Well… that’ s ten. It was harder to limit myself to ten books than I thought, mainly because of all the excellent material out there to support Call of Cthulhu and All for One. Shadowrun is something I would have liked to include if it were really possible to run a satisfying game with just the core and maybe one other book – it’s not. The same goes for Ars Magica. I would love to have it with me, but once I got rolling on campaign preparation, I would want more information than any of the various editions’ core books provide.

If I had to guess which of these games I would play most out on that island it would likely come back to the Ubiquity games and whatever homemade settings I developed along with my spear-fishing skills and amazing matted hair.

Comments
6 Responses to “Gaming on a Desert Island…”
  1. I think the hardest bit for most people isn’t really picking ten systems, but what support books to take with the ones you really can’t do without. I think there’s only really two main rule books that I would have to have. Unhallowed metropolis and Savage Worlds.

    • Runeslinger says:

      I found the challenge of matching a core book with a supplement more of one than padding out support for a small number of preferred systems.

      Out of curiosity, of the 8 slots remaining for you, how many would be settings for SW?

      • I’d have to take at least Deadlands, and if it’s out by the tie my status as castaway is confirmed, i would also grab Deadlands Noir. It looks the dog’s. I also have a soft spot for Low Life. well written and kind of good fun.

        Of course, the other question should be; who would I be running these games for? Savage worlds works great for almost anyone, as it’s a great little modular system that without too much work can do a hell of a lot.

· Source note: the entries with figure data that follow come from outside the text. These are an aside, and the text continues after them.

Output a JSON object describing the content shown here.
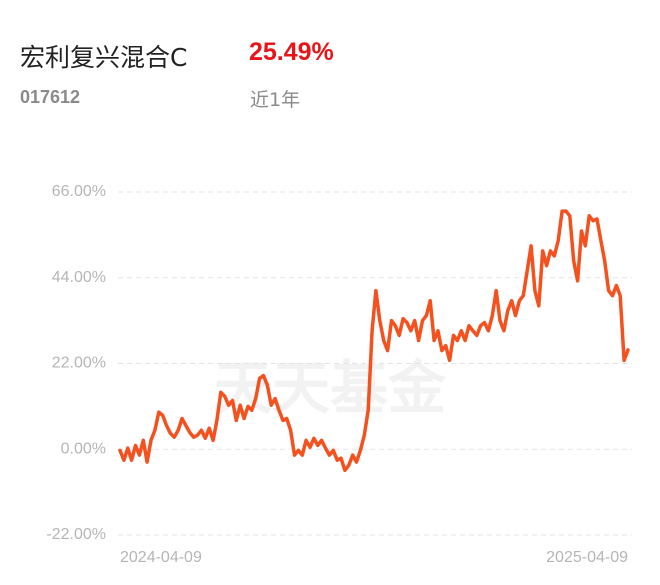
{
  "fund": {
    "name": "宏利复兴混合C",
    "return": "25.49%",
    "code": "017612",
    "period": "近1年"
  },
  "watermark": "天天基金",
  "chart_data": {
    "type": "line",
    "categories": [
      "2024-04-09",
      null,
      null,
      null,
      null,
      null,
      null,
      null,
      null,
      null,
      null,
      null,
      null,
      null,
      null,
      null,
      null,
      null,
      null,
      null,
      null,
      null,
      null,
      null,
      null,
      null,
      null,
      null,
      null,
      null,
      null,
      null,
      null,
      null,
      null,
      null,
      null,
      null,
      null,
      null,
      null,
      null,
      null,
      null,
      null,
      null,
      null,
      null,
      null,
      null,
      null,
      null,
      null,
      null,
      null,
      null,
      null,
      null,
      null,
      null,
      null,
      null,
      null,
      null,
      null,
      null,
      null,
      null,
      null,
      null,
      null,
      null,
      null,
      null,
      null,
      null,
      null,
      null,
      null,
      null,
      null,
      null,
      null,
      null,
      null,
      null,
      null,
      null,
      null,
      null,
      null,
      null,
      null,
      null,
      null,
      null,
      null,
      null,
      null,
      null,
      null,
      null,
      null,
      null,
      null,
      null,
      null,
      null,
      null,
      null,
      null,
      null,
      null,
      null,
      null,
      null,
      null,
      null,
      null,
      null,
      null,
      null,
      null,
      null,
      null,
      null,
      null,
      null,
      null,
      null,
      null,
      "2025-04-09"
    ],
    "values": [
      -0.3,
      -2.8,
      0.3,
      -2.8,
      1.0,
      -1.5,
      2.3,
      -3.3,
      2.3,
      4.9,
      9.5,
      8.7,
      6.1,
      4.1,
      3.1,
      4.9,
      7.9,
      6.1,
      4.3,
      3.1,
      3.6,
      4.9,
      2.8,
      5.4,
      2.3,
      7.4,
      14.6,
      13.6,
      11.3,
      12.5,
      7.4,
      11.3,
      7.9,
      11.0,
      10.0,
      13.0,
      18.2,
      18.9,
      16.4,
      11.3,
      13.0,
      10.0,
      7.4,
      7.9,
      4.9,
      -1.5,
      -0.3,
      -1.5,
      2.3,
      0.5,
      2.8,
      1.0,
      2.3,
      0.3,
      -1.5,
      -0.3,
      -2.8,
      -2.3,
      -5.4,
      -4.1,
      -1.5,
      -3.3,
      -0.3,
      3.6,
      10.0,
      30.4,
      40.7,
      33.0,
      27.9,
      25.3,
      33.0,
      31.7,
      29.2,
      33.5,
      32.5,
      30.4,
      33.0,
      27.9,
      33.0,
      34.3,
      38.1,
      27.9,
      30.4,
      25.3,
      26.6,
      22.8,
      29.2,
      27.9,
      30.4,
      27.9,
      31.7,
      30.4,
      29.2,
      31.7,
      32.5,
      30.4,
      34.3,
      40.7,
      33.0,
      30.4,
      35.6,
      38.1,
      34.3,
      38.1,
      39.4,
      45.8,
      52.2,
      40.7,
      36.8,
      50.9,
      47.1,
      50.9,
      49.6,
      53.5,
      61.1,
      61.1,
      59.9,
      48.3,
      43.2,
      56.0,
      52.2,
      59.9,
      58.6,
      59.1,
      53.5,
      48.3,
      40.7,
      39.4,
      42.0,
      39.4,
      22.8,
      25.49
    ],
    "color": "#f4511e",
    "ylim": [
      -22,
      66
    ],
    "yticks": [
      {
        "value": -22,
        "label": "-22.00%"
      },
      {
        "value": 0,
        "label": "0.00%"
      },
      {
        "value": 22,
        "label": "22.00%"
      },
      {
        "value": 44,
        "label": "44.00%"
      },
      {
        "value": 66,
        "label": "66.00%"
      }
    ],
    "grid": true
  }
}
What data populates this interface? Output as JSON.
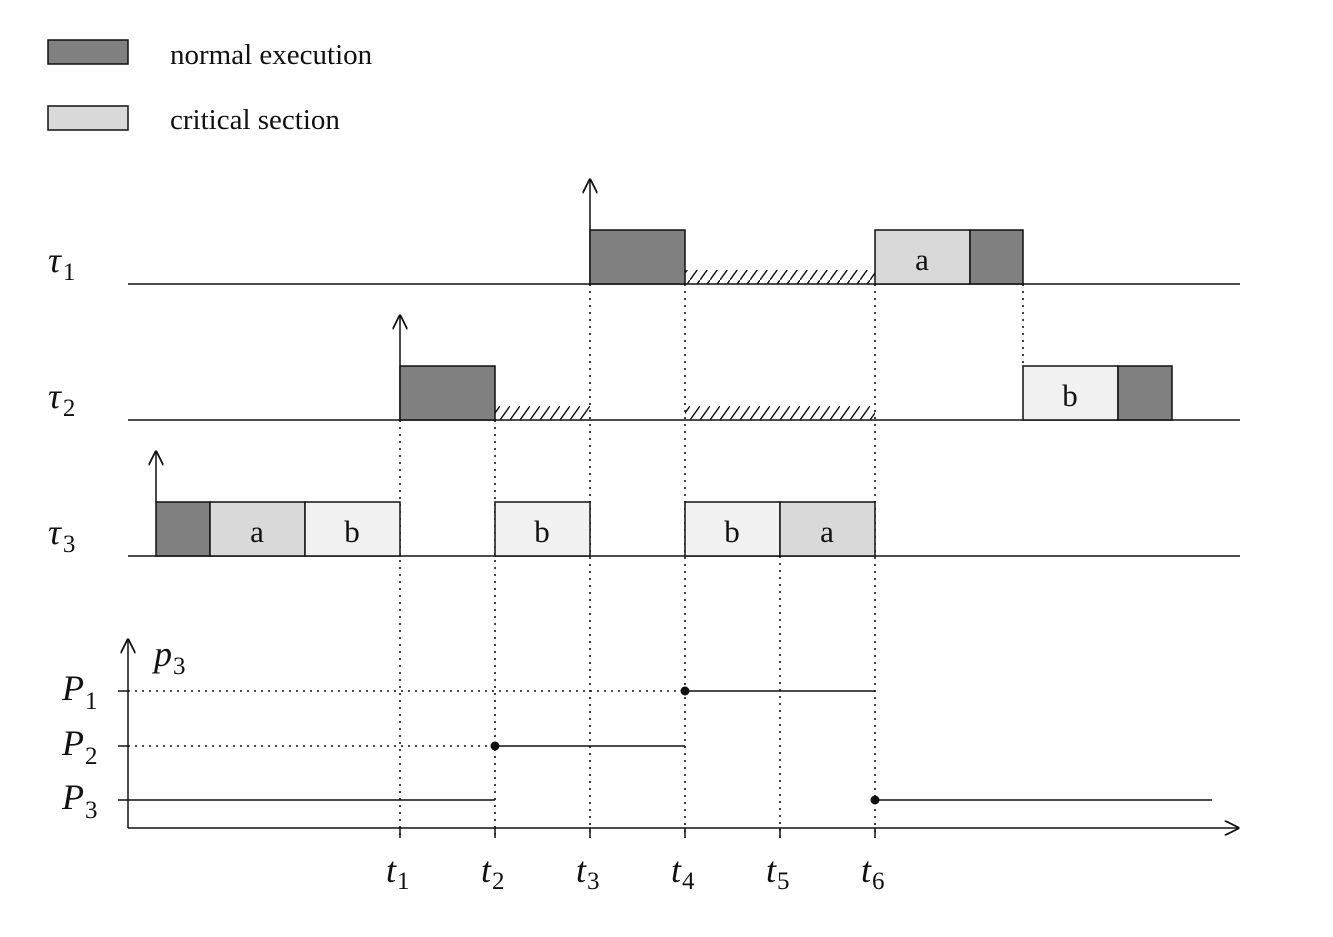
{
  "legend": {
    "normal_label": "normal execution",
    "critical_label": "critical section",
    "normal_color": "#808080",
    "critical_color": "#d9d9d9"
  },
  "tasks": [
    {
      "symbol": "τ",
      "sub": "1"
    },
    {
      "symbol": "τ",
      "sub": "2"
    },
    {
      "symbol": "τ",
      "sub": "3"
    }
  ],
  "blocks": {
    "tau1_a": "a",
    "tau2_b": "b",
    "tau3_a1": "a",
    "tau3_b1": "b",
    "tau3_b2": "b",
    "tau3_b3": "b",
    "tau3_a2": "a"
  },
  "priority_axis": {
    "label_sym": "p",
    "label_sub": "3",
    "levels": [
      {
        "sym": "P",
        "sub": "1"
      },
      {
        "sym": "P",
        "sub": "2"
      },
      {
        "sym": "P",
        "sub": "3"
      }
    ]
  },
  "time_ticks": [
    {
      "sym": "t",
      "sub": "1"
    },
    {
      "sym": "t",
      "sub": "2"
    },
    {
      "sym": "t",
      "sub": "3"
    },
    {
      "sym": "t",
      "sub": "4"
    },
    {
      "sym": "t",
      "sub": "5"
    },
    {
      "sym": "t",
      "sub": "6"
    }
  ]
}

        • Runeslinger says:

          Yes, imagine… trapped on the same island with gamers who occupy an opposite axis of the system spectrum.

          • Kevin says:

            Sometimes we create that island ourselves.

            • Runeslinger says:

              No kidding~
              Each time moves or whatnot cause me to have to recruit or rebuild a group, I wonder if it will be the last, and when the compromises for the sake of ‘just playing’ will need to start.

              Having a group evolve and move from game to game is a lot easier than trying to recruit new players from strangers.